The legal battle over Securities and Exchange Commission rulemaking that requires oil, gas, and mining companies to disclose payments made to governments for extraction rights has escalated with legislators joining the fray and suggesting, as does the international relief organization Oxfam America, that overturning the rule could chip away at the very foundation of securities regulation in the U.S.

In October, the American Petroleum Institute (API), the Independent Petroleum Association of America, the U.S. Chamber of Commerce and the National Foreign Trade Council sued the SEC over the final transparency rule issued in August. It requires registered oil, gas and mining companies to disclose any payment, or series of related payments, totaling $100,000 or more that are made during the course of a fiscal year to the U.S. or foreign governments in exchange for extracting resources.

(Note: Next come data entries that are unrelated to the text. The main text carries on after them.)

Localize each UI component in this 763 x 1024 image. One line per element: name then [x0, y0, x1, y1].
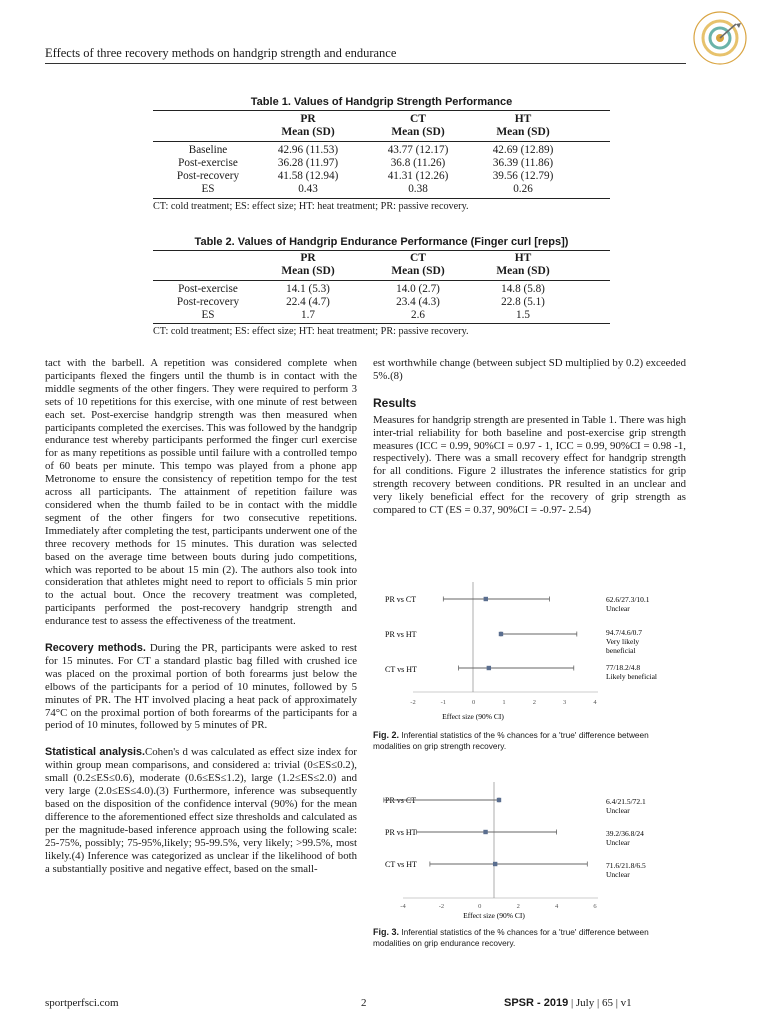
table2-cell: 23.4 (4.3): [396, 296, 440, 308]
statistical-analysis-text: Cohen's d was calculated as effect size index for within group mean comparisons, and considered a: trivial (0≤ES≤0.2), small (0.2≤ES≤0.6), moderate (0.6≤ES≤1.2), large (1.2≤ES≤2.0) and very large (2.0≤ES≤4.0).(3) Furthermore, inference was subsequently based on the disposition of the confidence interval (90%) for the mean difference to the aforementioned effect size thresholds and calculated as per the magnitude-based inference approach using the following scale: 25-75%, possibly; 75-95%,likely; 95-99.5%, very likely; >99.5%, most likely.(4) Inference was categorized as unclear if the likelihood of both a substantially positive and negative effect, based on the small-: [45, 746, 357, 875]
fig2-point-estimate: [499, 632, 503, 636]
table1-col-pr: PR: [300, 113, 316, 125]
results-paragraph: Measures for handgrip strength are presented in Table 1. There was high inter-trial reliability for both baseline and post-exercise grip strength measures (ICC = 0.99, 90%CI = 0.97 - 1, ICC = 0.99, 90%CI = 0.98 -1, respectively). There was a small recovery effect for handgrip strength for all conditions. Figure 2 illustrates the inference statistics for grip strength recovery between conditions. PR resulted in an unclear and very likely beneficial effect for the recovery of grip strength as compared to CT (ES = 0.37, 90%CI = -0.97- 2.54): [373, 413, 686, 517]
table2-bottom-rule: [153, 323, 610, 324]
fig3-point-estimate: [497, 798, 501, 802]
fig2-annotation: 77/18.2/4.8: [606, 663, 641, 672]
table2-col-pr-sub: Mean (SD): [281, 265, 335, 277]
left-column: [45, 357, 357, 875]
table2-cell: 14.0 (2.7): [396, 283, 440, 295]
fig2-annotation: 62.6/27.3/10.1: [606, 595, 650, 604]
fig3-caption-label: Fig. 3.: [373, 927, 400, 937]
table1-cell: 36.8 (11.26): [390, 157, 446, 169]
table2-caption: Table 2. Values of Handgrip Endurance Performance (Finger curl [reps]): [194, 236, 569, 248]
fig2-axis-label: Effect size (90% CI): [442, 712, 504, 721]
journal-logo: [690, 8, 750, 68]
table2-col-ct-sub: Mean (SD): [391, 265, 445, 277]
right-column: [373, 357, 686, 517]
table2-cell: 14.8 (5.8): [501, 283, 545, 295]
right-continuation-paragraph: est worthwhile change (between subject SD multiplied by 0.2) exceeded 5%.(8): [373, 357, 686, 382]
fig2-point-estimate: [484, 597, 488, 601]
header-rule: [45, 63, 686, 64]
fig3-row-label: PR vs CT: [385, 796, 417, 805]
table1-cell: 42.69 (12.89): [492, 144, 554, 156]
table2-cell: 22.8 (5.1): [501, 296, 545, 308]
table2-head-rule: [153, 280, 610, 281]
table1-cell: 43.77 (12.17): [387, 144, 449, 156]
table1-col-ct-sub: Mean (SD): [391, 126, 445, 138]
table1-row-label: Post-recovery: [176, 170, 240, 182]
table1-col-ct: CT: [410, 113, 426, 125]
fig3-annotation: Unclear: [606, 838, 630, 847]
table1-row-label: ES: [201, 183, 215, 195]
table1-cell: 36.39 (11.86): [492, 157, 554, 169]
footer-site: sportperfsci.com: [45, 997, 119, 1009]
fig3-annotation: Unclear: [606, 870, 630, 879]
statistical-analysis-paragraph: [45, 746, 357, 875]
figure-2-caption: [373, 730, 686, 752]
table1-bottom-rule: [153, 198, 610, 199]
page-number: 2: [361, 997, 367, 1009]
fig2-tick-label: -1: [440, 699, 447, 706]
fig2-tick-group: [410, 699, 597, 706]
recovery-methods-heading: Recovery methods.: [45, 642, 146, 655]
fig2-tick-label: 0: [472, 699, 476, 706]
table2-row-label: Post-recovery: [176, 296, 240, 308]
fig2-row-label: CT vs HT: [385, 665, 417, 674]
table1-col-ht-sub: Mean (SD): [496, 126, 550, 138]
fig2-point-estimate: [487, 666, 491, 670]
fig2-caption-label: Fig. 2.: [373, 730, 400, 740]
table1-cell: 41.31 (12.26): [387, 170, 449, 182]
fig2-annotation: Unclear: [606, 604, 630, 613]
fig3-annotation: 39.2/36.8/24: [606, 829, 644, 838]
footer-issue: | July | 65 | v1: [570, 997, 632, 1009]
table2-cell: 2.6: [411, 309, 425, 321]
table2-top-rule: [153, 250, 610, 251]
fig2-tick-label: 1: [502, 699, 506, 706]
fig3-tick-group: [400, 903, 597, 910]
table1-cell: 36.28 (11.97): [277, 157, 339, 169]
fig3-annotation: 71.6/21.8/6.5: [606, 861, 646, 870]
fig2-caption-text: Inferential statistics of the % chances for a 'true' difference between modalities on grip strength recovery.: [373, 730, 649, 751]
fig3-annotation: 6.4/21.5/72.1: [606, 797, 646, 806]
table1-col-ht: HT: [514, 113, 532, 125]
fig3-axis-label: Effect size (90% CI): [463, 911, 525, 920]
fig3-caption-text: Inferential statistics of the % chances for a 'true' difference between modalities on grip endurance recovery.: [373, 927, 649, 948]
footer-journal-name: SPSR - 2019: [504, 997, 569, 1009]
figure-3-forest-plot: [373, 780, 686, 925]
table2-row-label: ES: [201, 309, 215, 321]
fig3-tick-label: -4: [400, 903, 406, 910]
fig3-tick-label: 2: [516, 903, 520, 910]
footer-journal: [504, 997, 632, 1009]
recovery-methods-text: During the PR, participants were asked to rest for 15 minutes. For CT a standard plastic bag filled with crushed ice was placed on the proximal portion of both forearms just below the elbows of the participants for a period of 10 minutes, followed by 5 minutes of PR. The HT involved placing a heat pack of approximately 74°C on the proximal portion of both forearms of the participants for a period of 10 minutes, followed by 5 minutes of PR.: [45, 642, 358, 732]
table2-cell: 1.5: [516, 309, 530, 321]
fig3-tick-label: 6: [593, 903, 597, 910]
table1-caption: Table 1. Values of Handgrip Strength Performance: [250, 96, 513, 108]
table2-col-pr: PR: [300, 252, 316, 264]
running-title: Effects of three recovery methods on handgrip strength and endurance: [45, 46, 397, 60]
fig2-row-label: PR vs CT: [385, 595, 417, 604]
fig2-annotation: Likely beneficial: [606, 672, 658, 681]
table1-col-pr-sub: Mean (SD): [281, 126, 335, 138]
fig3-row-label: PR vs HT: [385, 828, 417, 837]
table2-row-label: Post-exercise: [178, 283, 238, 295]
table1-row-label: Baseline: [188, 144, 228, 156]
fig2-annotation: 94.7/4.6/0.7: [606, 628, 643, 637]
table2-col-ht: HT: [514, 252, 532, 264]
fig2-tick-label: 3: [563, 699, 567, 706]
fig2-tick-label: 4: [593, 699, 597, 706]
results-heading: Results: [373, 395, 417, 410]
fig2-annotation: beneficial: [606, 646, 636, 655]
fig2-tick-label: 2: [532, 699, 536, 706]
table1-cell: 0.38: [408, 183, 428, 195]
table1-cell: 41.58 (12.94): [277, 170, 339, 182]
fig3-annotation: Unclear: [606, 806, 630, 815]
figure-2-forest-plot: [373, 580, 686, 725]
table1-row-label: Post-exercise: [178, 157, 238, 169]
fig3-point-estimate: [493, 862, 497, 866]
fig2-row-label: PR vs HT: [385, 630, 417, 639]
fig3-point-estimate: [483, 830, 487, 834]
recovery-methods-paragraph: [45, 642, 357, 732]
fig2-marks-group: [443, 597, 576, 671]
table1-top-rule: [153, 110, 610, 111]
table1-cell: 39.56 (12.79): [492, 170, 554, 182]
table2-note: CT: cold treatment; ES: effect size; HT: heat treatment; PR: passive recovery.: [153, 326, 469, 337]
table2-col-ct: CT: [410, 252, 426, 264]
table2-cell: 14.1 (5.3): [286, 283, 330, 295]
table1-cell: 0.26: [513, 183, 533, 195]
method-paragraph: tact with the barbell. A repetition was considered complete when participants flexed the fingers until the thumb is in contact with the middle segments of the other fingers. They were required to perform 3 sets of 10 repetitions for this exercise, with one minute of rest between each set. Post-exercise handgrip strength was then measured when participants completed the exercises. This was followed by the handgrip endurance test whereby participants performed the finger curl exercise for as many repetitions as possible until failure with a controlled tempo of 60 beats per minute. This tempo was played from a phone app Metronome to ensure the consistency of repetition tempo for the test across all participants. The attainment of repetition failure was considered when the thumb failed to be in contact with the middle segment of the other fingers for two consecutive repetitions. Immediately after completing the test, participants underwent one of the three recovery methods for 15 minutes. This duration was selected based on the average time between bouts during judo competitions, which was reported to be about 15 min (2). The authors also took into consideration that athletes might need to report to officials 5 min prior to the actual bout. Once the recovery treatment was completed, participants performed the post-recovery handgrip strength and endurance test to assess the effectiveness of the treatment.: [45, 357, 357, 628]
fig2-annotation: Very likely: [606, 637, 640, 646]
fig3-tick-label: 0: [478, 903, 482, 910]
table1-cell: 42.96 (11.53): [277, 144, 339, 156]
figure-3-caption: [373, 927, 686, 949]
statistical-analysis-heading: Statistical analysis.: [45, 746, 146, 759]
table1-head-rule: [153, 141, 610, 142]
table2-col-ht-sub: Mean (SD): [496, 265, 550, 277]
table2-cell: 22.4 (4.7): [286, 296, 330, 308]
fig3-tick-label: 4: [554, 903, 559, 910]
table1-cell: 0.43: [298, 183, 318, 195]
table1-note: CT: cold treatment; ES: effect size; HT: heat treatment; PR: passive recovery.: [153, 201, 469, 212]
table2-cell: 1.7: [301, 309, 315, 321]
fig3-tick-label: -2: [438, 903, 445, 910]
fig3-row-label: CT vs HT: [385, 860, 417, 869]
fig2-tick-label: -2: [410, 699, 416, 706]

The complaint filed with the U.S. District Court for the District of Columbia, and a petition for review filed with the U.S. Court of Appeals for the D.C. Circuit, claims the rule violates the Administrative Procedure Act, on the grounds that it is “arbitrary and capricious,” that the SEC failed to conduct an adequate cost-benefit analysis, and that it violates the First Amendment by compelling unwanted speech. The SEC later rejected the plaintiff's call for a stay of effectiveness.

In recent days, Oxfam America and various members of Congress, past and present, have filed briefs defending the rulemaking, which was mandated of the SEC by the Dodd-Frank Act.

Senators Ben Cardin (D-Md.) and Carl Levin (D-Mich.) joined recently retired Senator Richard Lugar (R-Ind.) in filing a joint brief in favor of the rule. They challenged a claim that the disclosure requirement (known as the Cardin-Lugar Amendment due to their work on its creation and inclusion) would conflict with existing laws in some countries. No evidence supports that concern, the three men wrote, adding that creating an exemption would create “perverse incentives that reduce transparency” by encouraging foreign governments to subvert U.S. law by prohibiting disclosure.

“It is up to Congress to consider and decide whether to enact laws that may conflict with foreign laws, and Congress has regularly enacted laws which may do so,” they wrote. “Courts also routinely enforce American laws which conflict with foreign law, including U.S. laws mandating transparency over secrecy.”

Another brief in support of the rule was signed by several U.S. Representatives, including ranking member of the House Financial Services Committee Maxine Waters (D-Calif.) and ranking member of the Natural Resources Committee Ed Markey (D-Mass.). They argued the rule ensures that investors can access to material information about the “commercial, political, and legal risks” companies may face.

They also pushed back against the claim of an inadequate cost-benefit analysis. “By laying out precise and specific commands dictating the rule's scope and nature, Congress left the Commission no relevant discretion to utilize when promulgating the rule,” they wrote. “The Commission was therefore not required to make any additional findings regarding the benefits or costs of the rule, because Congress already did so when enacting Dodd-Frank.”

“Petitioners are therefore wrong to claim that the Commission was required to take certain additional steps that we in Congress never requested,” they added. “Rather, by declining to do so, the Commission acted in accord with Congress's detailed command to adopt and release the Resource Extraction Rule.”

Their brief adds that the “concept of requiring disclosures of foreign activities is well established,”codified over the years by various pieces of legislation, including the Foreign Corrupt Practices Act.

Oxfam's intervenor brief disputes the claim that disclosure rules violate the First Amendment. Oil companies have “no constitutional right to keep payments to foreign governments secret” it says, fretting that a successful challenge “would call into question thousands of reporting statutes and regulations.”

“[This] approach would threaten the entire securities regime because compelled disclosure is the sine qua non of securities regulation,” it wrote. “Pulling at this strand of the Exchange Act's disclosure regime threatens to unwind the whole garment – based on a proposition that the Supreme Court has never entertained and this Circuit has expressly rejected.”